UM SANTO
INQUIETANTE

BENTO DOMINGUES, O.P. .................................Público, Lisboa, 29.1.2006

1. Foi celebrada, ontem, a festa litúrgica de S. Tomás de Aquino (1224/5-1274). Não gosto de deixar estas crónicas insensíveis a esta data. De tanto e com tanto prazer ter frequentado a sua obra, ficou-me para sempre colado à pele. Ele assumiu, na Cristandade, algumas posições que ainda hoje são perturbadoras para certos católicos. Destaco apenas algumas acerca da consciência, do conhecimento de Deus, da fé teologal e da essência do Evangelho. O juiz supremo da acção humana é a consciência pessoal, embora cada um esteja obrigado a informar-se cuidadosamente antes de tomar decisões. Tenha-se em conta que, para S. Tomás, a verdade reside na razão. Ninguém deve viver contrariamente àquilo que o próprio espírito lhe propõe como verdade. E quando uma pessoa vive segundo a verdade - afirmada como tal pela própria consciência -, Deus não a pode condenar, mesmo que esteja no erro. Para este dominicano, não é evidente que Deus exista. E, depois, sabe mais como Deus não é do que como Ele é. Quem esquecer este aviso, que vem logo no começo da Suma Teologica, arrisca-se a pensar que vai ficar a compreender, por meio de todas aquelas argúcias, o incompreensível. Por outro lado, quem acredita, com fé teologal, não é nos artigos do Credo que acredita. Adere, na noite, ao mistério inabarcável de Deus. Na lei da nova aliança, no Evangelho, lei do amor e da liberdade, o valor supremo - aquilo em que consiste todo o seu poder - é a graça do Espírito Santo. Tudo o resto é secundário. E é esta a idade do Espírito de Cristo e da nossa responsabilidade.

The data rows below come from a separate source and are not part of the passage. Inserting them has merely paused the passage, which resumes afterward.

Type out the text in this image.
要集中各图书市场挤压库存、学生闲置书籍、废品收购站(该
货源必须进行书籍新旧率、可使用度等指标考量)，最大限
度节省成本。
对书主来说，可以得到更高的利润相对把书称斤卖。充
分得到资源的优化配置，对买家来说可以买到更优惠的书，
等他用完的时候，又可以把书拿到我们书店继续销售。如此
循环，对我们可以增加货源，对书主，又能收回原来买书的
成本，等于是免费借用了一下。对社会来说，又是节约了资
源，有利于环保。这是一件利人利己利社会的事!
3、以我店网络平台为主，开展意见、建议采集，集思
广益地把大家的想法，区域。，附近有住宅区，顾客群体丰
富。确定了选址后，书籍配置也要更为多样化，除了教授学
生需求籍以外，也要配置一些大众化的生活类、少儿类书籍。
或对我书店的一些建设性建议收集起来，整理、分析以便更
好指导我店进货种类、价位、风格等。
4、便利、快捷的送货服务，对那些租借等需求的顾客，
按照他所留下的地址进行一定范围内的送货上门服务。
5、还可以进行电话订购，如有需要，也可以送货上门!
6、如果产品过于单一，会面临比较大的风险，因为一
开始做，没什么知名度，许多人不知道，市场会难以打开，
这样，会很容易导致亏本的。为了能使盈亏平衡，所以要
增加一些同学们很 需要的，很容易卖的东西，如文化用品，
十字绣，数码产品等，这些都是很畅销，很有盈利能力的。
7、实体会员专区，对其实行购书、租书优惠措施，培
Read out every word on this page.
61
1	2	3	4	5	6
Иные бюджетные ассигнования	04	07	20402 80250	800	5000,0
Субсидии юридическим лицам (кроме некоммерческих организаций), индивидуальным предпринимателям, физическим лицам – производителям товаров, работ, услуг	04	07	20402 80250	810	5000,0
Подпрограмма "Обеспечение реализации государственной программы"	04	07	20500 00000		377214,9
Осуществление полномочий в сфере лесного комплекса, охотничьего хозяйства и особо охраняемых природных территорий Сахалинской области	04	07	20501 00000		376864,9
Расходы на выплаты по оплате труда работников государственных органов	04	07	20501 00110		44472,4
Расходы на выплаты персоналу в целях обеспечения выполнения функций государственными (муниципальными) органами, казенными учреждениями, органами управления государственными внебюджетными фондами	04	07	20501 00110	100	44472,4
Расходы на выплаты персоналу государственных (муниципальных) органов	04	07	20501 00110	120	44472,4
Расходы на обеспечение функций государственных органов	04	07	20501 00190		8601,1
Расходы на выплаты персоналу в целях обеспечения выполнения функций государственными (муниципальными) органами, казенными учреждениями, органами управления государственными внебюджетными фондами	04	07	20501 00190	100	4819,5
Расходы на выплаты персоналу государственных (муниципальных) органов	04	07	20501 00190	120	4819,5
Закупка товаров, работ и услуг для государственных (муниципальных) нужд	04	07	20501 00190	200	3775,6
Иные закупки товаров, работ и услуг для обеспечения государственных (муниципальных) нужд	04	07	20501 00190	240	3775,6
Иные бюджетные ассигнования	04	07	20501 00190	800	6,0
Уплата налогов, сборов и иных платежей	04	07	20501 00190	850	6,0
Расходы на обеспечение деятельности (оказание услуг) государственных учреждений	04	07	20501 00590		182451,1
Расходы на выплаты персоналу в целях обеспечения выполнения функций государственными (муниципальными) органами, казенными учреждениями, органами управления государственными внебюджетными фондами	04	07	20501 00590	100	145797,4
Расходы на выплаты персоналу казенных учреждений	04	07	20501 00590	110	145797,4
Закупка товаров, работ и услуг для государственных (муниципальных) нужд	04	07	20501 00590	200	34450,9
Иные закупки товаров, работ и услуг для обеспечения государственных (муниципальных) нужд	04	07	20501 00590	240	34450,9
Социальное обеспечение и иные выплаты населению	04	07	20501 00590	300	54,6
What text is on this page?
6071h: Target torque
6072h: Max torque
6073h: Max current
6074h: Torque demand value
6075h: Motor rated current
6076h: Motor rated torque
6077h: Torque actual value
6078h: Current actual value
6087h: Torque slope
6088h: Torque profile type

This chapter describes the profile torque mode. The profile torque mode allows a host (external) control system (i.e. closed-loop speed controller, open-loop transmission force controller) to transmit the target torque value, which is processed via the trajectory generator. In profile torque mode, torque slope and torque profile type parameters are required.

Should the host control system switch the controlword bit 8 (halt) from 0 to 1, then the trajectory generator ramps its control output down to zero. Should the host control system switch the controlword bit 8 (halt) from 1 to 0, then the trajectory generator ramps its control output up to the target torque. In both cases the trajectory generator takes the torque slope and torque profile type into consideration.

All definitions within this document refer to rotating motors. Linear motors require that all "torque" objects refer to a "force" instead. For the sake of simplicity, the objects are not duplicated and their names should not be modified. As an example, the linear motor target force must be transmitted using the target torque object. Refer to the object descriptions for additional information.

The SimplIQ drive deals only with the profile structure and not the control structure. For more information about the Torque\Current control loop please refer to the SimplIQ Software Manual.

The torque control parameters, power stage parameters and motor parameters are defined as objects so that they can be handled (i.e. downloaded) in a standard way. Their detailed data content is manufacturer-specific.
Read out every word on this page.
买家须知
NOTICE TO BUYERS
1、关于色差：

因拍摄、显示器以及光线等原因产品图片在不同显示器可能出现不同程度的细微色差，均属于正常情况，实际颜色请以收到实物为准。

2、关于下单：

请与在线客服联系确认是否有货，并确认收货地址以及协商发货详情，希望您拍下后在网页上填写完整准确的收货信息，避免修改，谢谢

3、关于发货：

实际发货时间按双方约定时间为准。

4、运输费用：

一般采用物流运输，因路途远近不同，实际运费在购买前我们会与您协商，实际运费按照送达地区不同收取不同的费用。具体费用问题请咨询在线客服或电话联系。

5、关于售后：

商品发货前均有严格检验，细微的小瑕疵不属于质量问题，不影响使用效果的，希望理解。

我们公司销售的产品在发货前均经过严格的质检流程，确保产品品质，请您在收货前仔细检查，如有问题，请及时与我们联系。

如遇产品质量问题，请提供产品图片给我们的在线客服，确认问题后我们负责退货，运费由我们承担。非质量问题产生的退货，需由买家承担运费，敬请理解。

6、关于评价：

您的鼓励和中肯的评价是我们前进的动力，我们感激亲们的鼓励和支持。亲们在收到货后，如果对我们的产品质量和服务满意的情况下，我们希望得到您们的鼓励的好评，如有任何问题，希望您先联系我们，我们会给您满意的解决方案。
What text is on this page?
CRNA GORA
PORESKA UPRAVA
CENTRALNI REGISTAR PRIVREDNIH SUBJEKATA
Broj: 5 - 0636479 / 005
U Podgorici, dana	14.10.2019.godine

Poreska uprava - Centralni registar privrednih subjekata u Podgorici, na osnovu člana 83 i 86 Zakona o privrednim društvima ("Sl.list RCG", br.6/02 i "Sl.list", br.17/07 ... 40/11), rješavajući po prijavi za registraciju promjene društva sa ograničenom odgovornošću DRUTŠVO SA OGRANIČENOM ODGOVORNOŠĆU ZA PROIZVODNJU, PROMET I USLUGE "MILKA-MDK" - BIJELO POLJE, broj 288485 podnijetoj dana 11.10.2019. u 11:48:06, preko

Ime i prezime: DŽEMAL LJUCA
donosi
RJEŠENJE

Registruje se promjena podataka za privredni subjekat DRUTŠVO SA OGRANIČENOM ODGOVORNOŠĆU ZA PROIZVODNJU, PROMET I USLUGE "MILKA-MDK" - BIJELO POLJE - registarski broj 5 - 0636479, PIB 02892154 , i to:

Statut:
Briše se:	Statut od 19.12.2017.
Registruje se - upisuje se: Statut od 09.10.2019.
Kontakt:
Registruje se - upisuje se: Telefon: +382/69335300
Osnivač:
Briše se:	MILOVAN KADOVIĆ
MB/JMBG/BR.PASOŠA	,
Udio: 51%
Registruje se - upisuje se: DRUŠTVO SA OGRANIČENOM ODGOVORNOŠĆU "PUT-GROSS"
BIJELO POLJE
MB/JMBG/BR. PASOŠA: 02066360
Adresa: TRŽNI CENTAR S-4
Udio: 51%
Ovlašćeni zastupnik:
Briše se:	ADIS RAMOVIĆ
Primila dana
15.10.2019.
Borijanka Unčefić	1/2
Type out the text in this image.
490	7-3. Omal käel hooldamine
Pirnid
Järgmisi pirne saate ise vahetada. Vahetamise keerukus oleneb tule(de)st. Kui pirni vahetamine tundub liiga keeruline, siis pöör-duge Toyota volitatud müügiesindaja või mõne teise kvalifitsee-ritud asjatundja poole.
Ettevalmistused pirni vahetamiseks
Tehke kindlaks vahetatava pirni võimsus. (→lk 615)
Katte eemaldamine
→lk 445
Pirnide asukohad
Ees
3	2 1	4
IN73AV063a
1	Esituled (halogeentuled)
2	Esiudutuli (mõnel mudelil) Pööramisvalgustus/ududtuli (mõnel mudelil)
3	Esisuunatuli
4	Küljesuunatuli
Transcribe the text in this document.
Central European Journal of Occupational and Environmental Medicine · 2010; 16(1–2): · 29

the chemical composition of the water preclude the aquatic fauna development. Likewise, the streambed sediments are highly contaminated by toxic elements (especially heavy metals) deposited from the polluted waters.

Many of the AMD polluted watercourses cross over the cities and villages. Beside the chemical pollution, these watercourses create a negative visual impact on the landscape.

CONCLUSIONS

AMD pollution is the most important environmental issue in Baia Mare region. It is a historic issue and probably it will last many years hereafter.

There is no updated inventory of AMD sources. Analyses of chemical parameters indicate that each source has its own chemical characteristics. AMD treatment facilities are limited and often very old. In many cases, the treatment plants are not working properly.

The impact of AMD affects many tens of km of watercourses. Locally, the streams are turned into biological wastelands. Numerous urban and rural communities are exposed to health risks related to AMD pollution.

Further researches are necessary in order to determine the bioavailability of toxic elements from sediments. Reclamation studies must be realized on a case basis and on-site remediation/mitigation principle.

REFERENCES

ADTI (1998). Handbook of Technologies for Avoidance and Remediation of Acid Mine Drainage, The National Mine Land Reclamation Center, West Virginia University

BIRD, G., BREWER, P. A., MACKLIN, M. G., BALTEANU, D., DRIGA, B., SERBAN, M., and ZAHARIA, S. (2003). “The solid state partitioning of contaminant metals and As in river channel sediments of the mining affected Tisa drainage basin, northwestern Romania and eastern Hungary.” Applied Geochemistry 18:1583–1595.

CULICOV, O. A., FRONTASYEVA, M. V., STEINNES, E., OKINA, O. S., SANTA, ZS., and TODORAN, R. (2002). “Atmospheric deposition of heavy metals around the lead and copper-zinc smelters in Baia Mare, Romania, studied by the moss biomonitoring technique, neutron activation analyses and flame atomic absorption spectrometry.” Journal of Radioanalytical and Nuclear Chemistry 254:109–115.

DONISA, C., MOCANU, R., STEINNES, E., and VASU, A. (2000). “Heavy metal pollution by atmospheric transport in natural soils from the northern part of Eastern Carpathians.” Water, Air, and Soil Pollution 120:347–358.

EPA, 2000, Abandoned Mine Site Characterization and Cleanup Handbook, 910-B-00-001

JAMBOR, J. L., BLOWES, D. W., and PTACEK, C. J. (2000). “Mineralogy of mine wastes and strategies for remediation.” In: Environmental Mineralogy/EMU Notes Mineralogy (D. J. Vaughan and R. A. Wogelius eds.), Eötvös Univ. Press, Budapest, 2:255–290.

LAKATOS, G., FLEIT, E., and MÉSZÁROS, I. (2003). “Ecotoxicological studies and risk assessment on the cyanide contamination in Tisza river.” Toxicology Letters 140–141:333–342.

2. Há belos quadros que exaltam o triunfo filosófico e teológico de Tomás de Aquino. E fica bem naqueles que pintam as ciências, filosofias e teologias do tempo rendidas ao seu imenso prestígio e santidade. No entanto, como escreveu Umberto Eco, a pior desgraça da sua carreira não foi um grave acidente, quando ia a caminho do concílio de Leão. Acabou por falecer a sul de Roma, em Fossanova num mosteiro beneditino, a 7 de Março de 1274. Tinha apenas 49 anos de idade e uma vastíssima obra de sínteses teológicas, questões disputadas, comentários bíblicos, comentários de Aristóteles, escritos de polémica, tratados, cartas e pareceres, obras litúrgicas, sermões e preces e que, no final, lhe pareciam apenas palha para o fogo. A desgraça também não foi a condenação, três anos depois, por Estêvão Tempier, bispo de Paris, nem pelas condenações que se seguiram em Oxford até 1284. O que arruinou a sua carreira, insiste U. Eco, aconteceu em 1323, dois anos depois da morte de Dante, precisamente quando o Papa João XXII o canonizou. Fez dele "São" Tomás de Aquino! Aventura ingrata. É como receber o Prémio Nobel, entrar na Academia de França, ganhar um Óscar. Passa-se a ser como a Gioconda: um cliché. É o momento em que um grande incendiário é nomeado bombeiro.

3. Guilherme de Tocco, biógrafo de Tomás de Aquino - de quem foi aluno, em Nápoles -, é testemunha do incendiário: "Nas suas aulas levantava problemas novos, descobria novos métodos, empregava novas redes de provas e, ao ouvi-lo ensinar uma nova doutrina, com argumentos novos, não se podia duvidar, pela irradiação desta nova luz e pela novidade desta inspiração, que era Deus quem lhe concedeu ensinar, desde o princípio, com plena consciência, por palavra e por escrito, novas opiniões."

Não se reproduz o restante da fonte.